Peru, Portonews.com – Raksasa energi Spanyol, Repsol (REP.MC), kembali berada di pusat perhatian hukum setelah membuka tab baru terkait tumpahan minyak di Peru pada tahun 2022. Sebuah gugatan class action melibatkan 30.000 orang yang diduga menjadi korban dilaporkan telah diajukan, menurut firma hukum Pogust Goodhead. Gugatan ini menjadi sorotan pada Senin, memperingati dua tahun sejak insiden tragis yang mencemari perairan Pasifik Peru.Tumpahan minyak tersebut, dianggap sebagai salah satu bencana ekologi terparah di Peru, terjadi ketika lebih dari 10.000 barel minyak bocor ke Samudera Pasifik dan pantai akibat kegagalan kilang minyak La Pampilla milik Repsol. Pengacara yang mewakili kelompok korban mengklaim adanya dampak signifikan pada ekosistem setempat, merusak garis pantai sepanjang 66 mil (106 km), dan merugikan sektor penangkapan ikan dan pariwisata.

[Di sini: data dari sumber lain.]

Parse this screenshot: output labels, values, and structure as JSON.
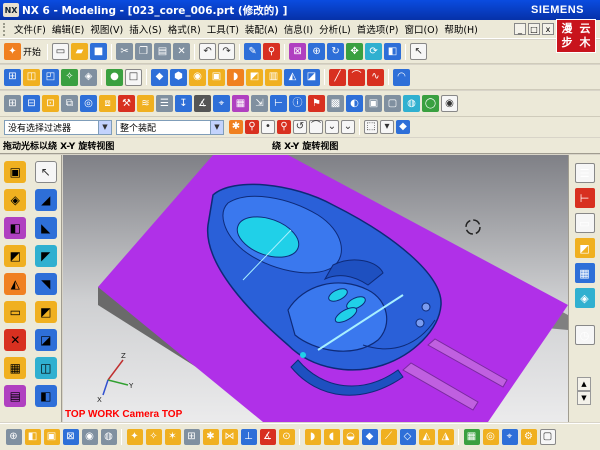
{
  "titlebar": {
    "app_badge": "NX",
    "title": "NX 6 - Modeling - [023_core_006.prt (修改的) ]",
    "brand": "SIEMENS"
  },
  "watermark": [
    "漫",
    "云",
    "步",
    "木"
  ],
  "menu": [
    "文件(F)",
    "编辑(E)",
    "视图(V)",
    "插入(S)",
    "格式(R)",
    "工具(T)",
    "装配(A)",
    "信息(I)",
    "分析(L)",
    "首选项(P)",
    "窗口(O)",
    "帮助(H)"
  ],
  "window_controls": {
    "minimize": "_",
    "restore": "□",
    "close": "x"
  },
  "toolbar1": {
    "start_label": "开始"
  },
  "selection": {
    "filter_value": "没有选择过滤器",
    "scope_value": "整个装配"
  },
  "cue_line": {
    "left": "拖动光标以绕 X-Y 旋转视图",
    "right": "绕 X-Y 旋转视图"
  },
  "viewport": {
    "view_label": "TOP WORK Camera TOP",
    "axes": {
      "x": "X",
      "y": "Y",
      "z": "Z"
    }
  },
  "colors": {
    "titlebar": "#0a4ce0",
    "workpiece_magenta": "#b030e8",
    "part_blue": "#2a60d8",
    "highlight_cyan": "#20d0e8",
    "base_gray": "#808080"
  }
}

Gugatan Class Action Minta Ganti Rugi $1 Miliar
Gugatan class action yang diajukan meminta keputusan sebesar $1 miliar sebagai bentuk kompensasi bagi para korban. Media lokal melaporkan bahwa jumlah tersebut mencerminkan kerugian yang dialami masyarakat dan lingkungan akibat tumpahan minyak tersebut. Dalam konteks ini, perusahaan Repsol kembali berhadapan dengan tekanan hukum yang signifikan, di tengah-tengah upaya untuk menjaga citra dan reputasinya.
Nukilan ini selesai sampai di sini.